One reason for that is the slowdown in productivity growth (the red dashed line above). This is crucial. As Paul Krugman famously observed, “Productivity isn’t everything, but in the long run it is almost everything.” That’s how economies grow. Productivity growth is the power of any financial progress. And you can look back in the chart to see it taking a walloping during the late 70s and early 80s, with stagflation, oil shocks, and the recession. Now? Productivity is barely inching along.
What do these two macroeconomic trendlines mean for education? Several general* things.
- To the extent that colleges, universities, libraries, and museums depend on state funding for support, that funding stems from local economies which aren’t growing. So when our institutions come to states to ask for more funding (especially as our costs rise), we’re fighting for a share of a pie that isn’t really growing. Meanwhile, other needs are also wrestling for slices from the same non-expanding pie: health care, state-funded pensions, police and prisons, public health (remember the opioid epidemic?), and roads, for starters. And some of those needs are increasing, like Medicaid, Medicare, and pensions, as our population ages.

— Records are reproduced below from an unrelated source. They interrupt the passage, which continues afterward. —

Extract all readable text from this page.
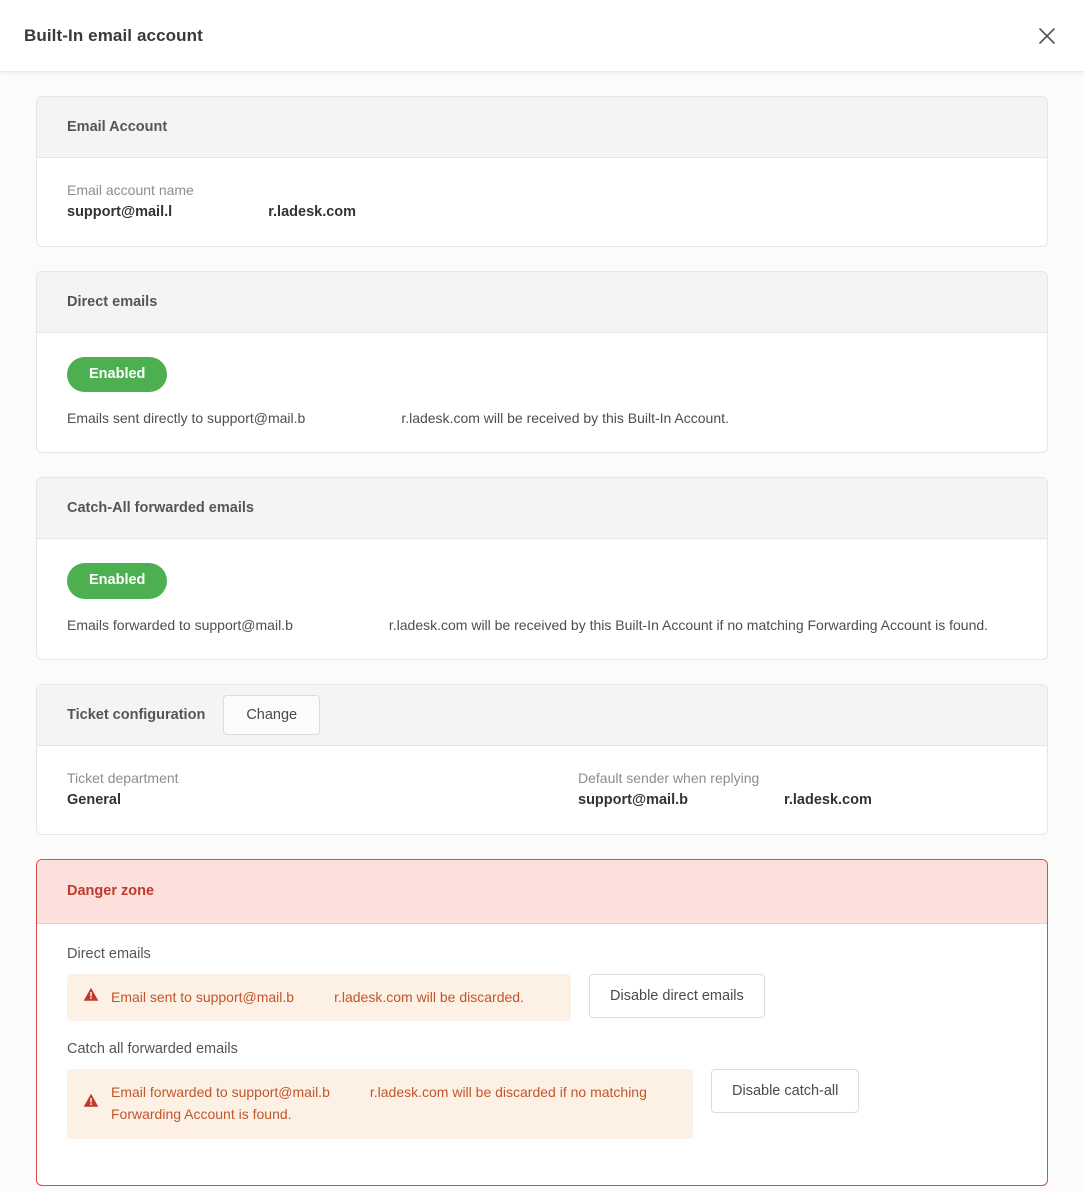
Built-In email account
Email Account
Email account name
support@mail.l	r.ladesk.com
Direct emails
Enabled
Emails sent directly to support@mail.b	r.ladesk.com will be received by this Built-In Account.
Catch-All forwarded emails
Enabled
Emails forwarded to support@mail.b	r.ladesk.com will be received by this Built-In Account if no matching Forwarding Account is found.
Ticket configuration	Change
Ticket department
General
Default sender when replying
support@mail.b	r.ladesk.com
Danger zone
Direct emails
Email sent to support@mail.b	r.ladesk.com will be discarded.	Disable direct emails
Catch all forwarded emails
Email forwarded to support@mail.b	r.ladesk.com will be discarded if no matching Forwarding Account is found.
Disable catch-all
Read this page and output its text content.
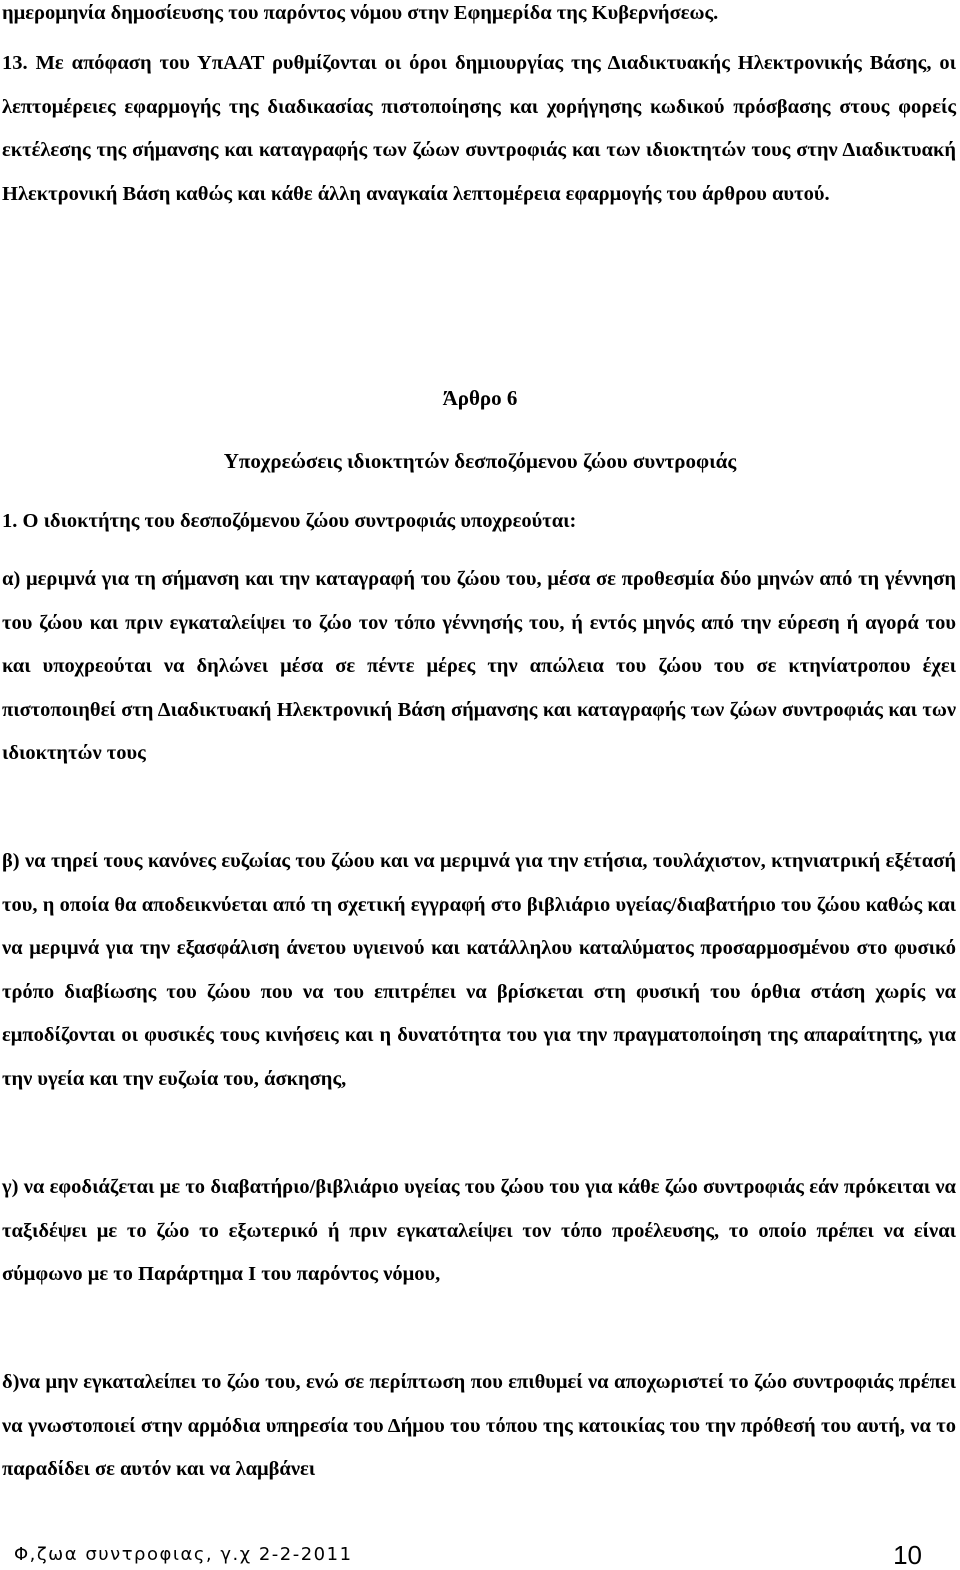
ημερομηνία δημοσίευσης του παρόντος νόμου στην Εφημερίδα της Κυβερνήσεως.

13. Με απόφαση του ΥπΑΑΤ ρυθμίζονται οι όροι δημιουργίας της Διαδικτυακής Ηλεκτρονικής Βάσης, οι λεπτομέρειες εφαρμογής της διαδικασίας πιστοποίησης και χορήγησης κωδικού πρόσβασης στους φορείς εκτέλεσης της σήμανσης και καταγραφής των ζώων συντροφιάς και των ιδιοκτητών τους στην Διαδικτυακή Ηλεκτρονική Βάση καθώς και κάθε άλλη αναγκαία λεπτομέρεια εφαρμογής του άρθρου αυτού.

Άρθρο 6

Υποχρεώσεις ιδιοκτητών δεσποζόμενου ζώου συντροφιάς

1. Ο ιδιοκτήτης του δεσποζόμενου ζώου συντροφιάς υποχρεούται:

α) μεριμνά για τη σήμανση και την καταγραφή του ζώου του, μέσα σε προθεσμία δύο μηνών από τη γέννηση του ζώου και πριν εγκαταλείψει το ζώο τον τόπο γέννησής του, ή εντός μηνός από την εύρεση ή αγορά του και υποχρεούται να δηλώνει μέσα σε πέντε μέρες την απώλεια του ζώου του σε κτηνίατροπου έχει πιστοποιηθεί στη Διαδικτυακή Ηλεκτρονική Βάση σήμανσης και καταγραφής των ζώων συντροφιάς και των ιδιοκτητών τους

β) να τηρεί τους κανόνες ευζωίας του ζώου και να μεριμνά για την ετήσια, τουλάχιστον, κτηνιατρική εξέτασή του, η οποία θα αποδεικνύεται από τη σχετική εγγραφή στο βιβλιάριο υγείας/διαβατήριο του ζώου καθώς και να μεριμνά για την εξασφάλιση άνετου υγιεινού και κατάλληλου καταλύματος προσαρμοσμένου στο φυσικό τρόπο διαβίωσης του ζώου που να του επιτρέπει να βρίσκεται στη φυσική του όρθια στάση χωρίς να εμποδίζονται οι φυσικές τους κινήσεις και η δυνατότητα του για την πραγματοποίηση της απαραίτητης, για την υγεία και την ευζωία του, άσκησης,

γ) να εφοδιάζεται με το διαβατήριο/βιβλιάριο υγείας του ζώου του για κάθε ζώο συντροφιάς εάν πρόκειται να ταξιδέψει με το ζώο το εξωτερικό ή πριν εγκαταλείψει τον τόπο προέλευσης, το οποίο πρέπει να είναι σύμφωνο με το Παράρτημα Ι του παρόντος νόμου,

δ)να μην εγκαταλείπει το ζώο του, ενώ σε περίπτωση που επιθυμεί να αποχωριστεί το ζώο συντροφιάς πρέπει να γνωστοποιεί στην αρμόδια υπηρεσία του Δήμου του τόπου της κατοικίας του την πρόθεσή του αυτή, να το παραδίδει σε αυτόν και να λαμβάνει

Φ,ζωα συντροφιας, γ.χ 2-2-2011	10
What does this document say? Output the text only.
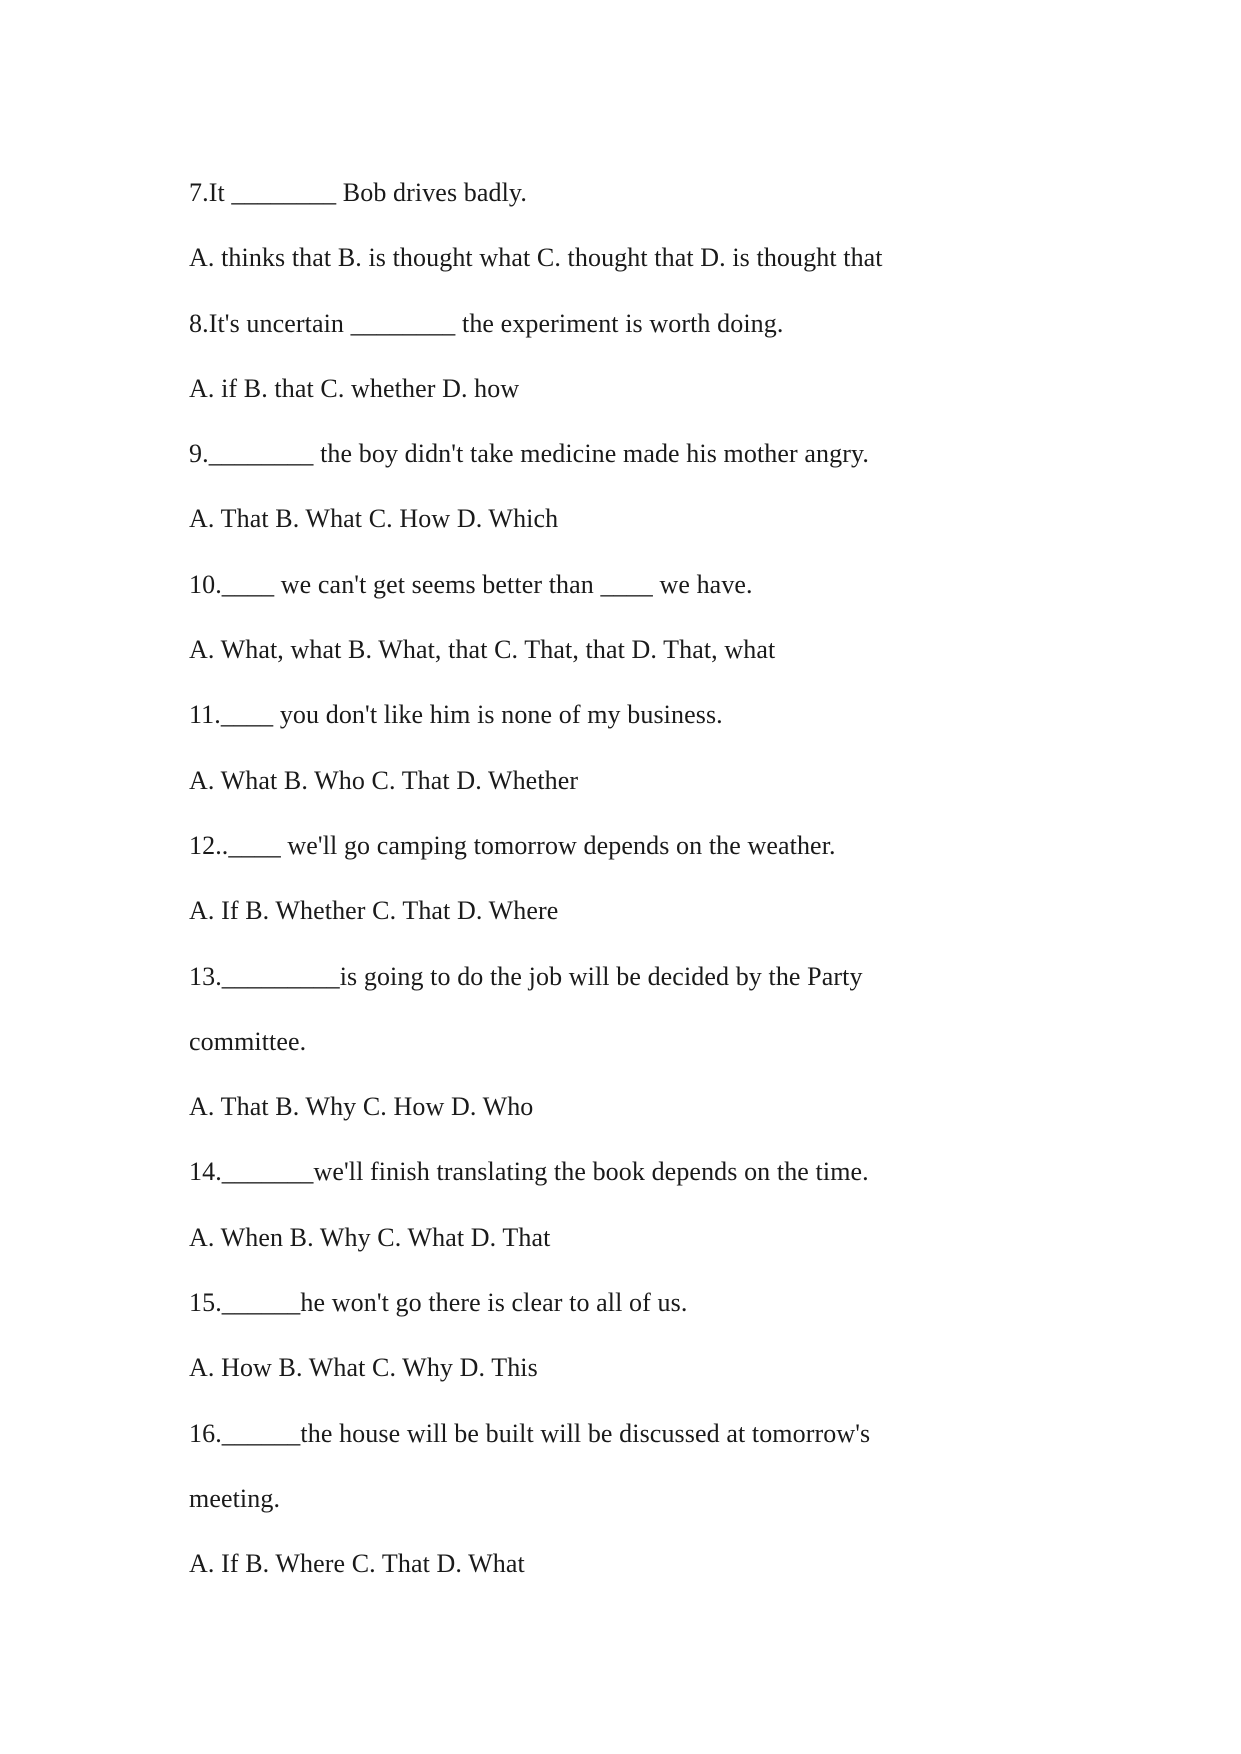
7.It ________ Bob drives badly.
A. thinks that B. is thought what C. thought that D. is thought that
8.It's uncertain ________ the experiment is worth doing.
A. if B. that C. whether D. how
9.________ the boy didn't take medicine made his mother angry.
A. That B. What C. How D. Which
10.____ we can't get seems better than ____ we have.
A. What, what B. What, that C. That, that D. That, what
11.____ you don't like him is none of my business.
A. What B. Who C. That D. Whether
12..____ we'll go camping tomorrow depends on the weather.
A. If B. Whether C. That D. Where
13._________is going to do the job will be decided by the Party
committee.
A. That B. Why C. How D. Who
14._______we'll finish translating the book depends on the time.
A. When B. Why C. What D. That
15.______he won't go there is clear to all of us.
A. How B. What C. Why D. This
16.______the house will be built will be discussed at tomorrow's
meeting.
A. If B. Where C. That D. What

- To the extent that colleges etc. depend on donor support, those donors are generating their own wealth in an economy that isn’t really growing.
- #s 1+2 mean students will have to borrow more money to pay for academia. Remember the graph which started this post?
- Our students are graduating into an economy that isn’t growing, and will be even more in debt than their predecessors. Think about what that means on a humanitarian level.
- It is possible that #3 is putting a drag on the economy, as graduates saddled with debt* are less likely to make investments, start businesses, or buy houses or cars.
Looking forward, I’m hard pressed to be optimistic. It’s possible that a new technology or process will nudge productivity and GDP up a bit. That’s one reason I’m looking hard at nanotechnology, 3d printing, and the internet of things. So far these are nascent and/or not boosting the overall economy. Indeed, most digital and automation booms now enrich a few without much spillover or trickle-down benefit.
Meanwhile, president Trump claims he’ll grow the economy. I’m not too sanguine about this, and worry more about the negative impact of possible trade slowdowns (Mexico) and wars (China).
So unless these trendlines reverse themselves, we should expect student loan debt to continue to grow to mind-boggling levels. State support won’t build up. And pressures to cut institutional spending will be fierce – i.e., little chance of reversing adjunctification and returning to an early form of tenure.
What should we do?
*Obviously there are exceptions. These are big, top-level, macro trends.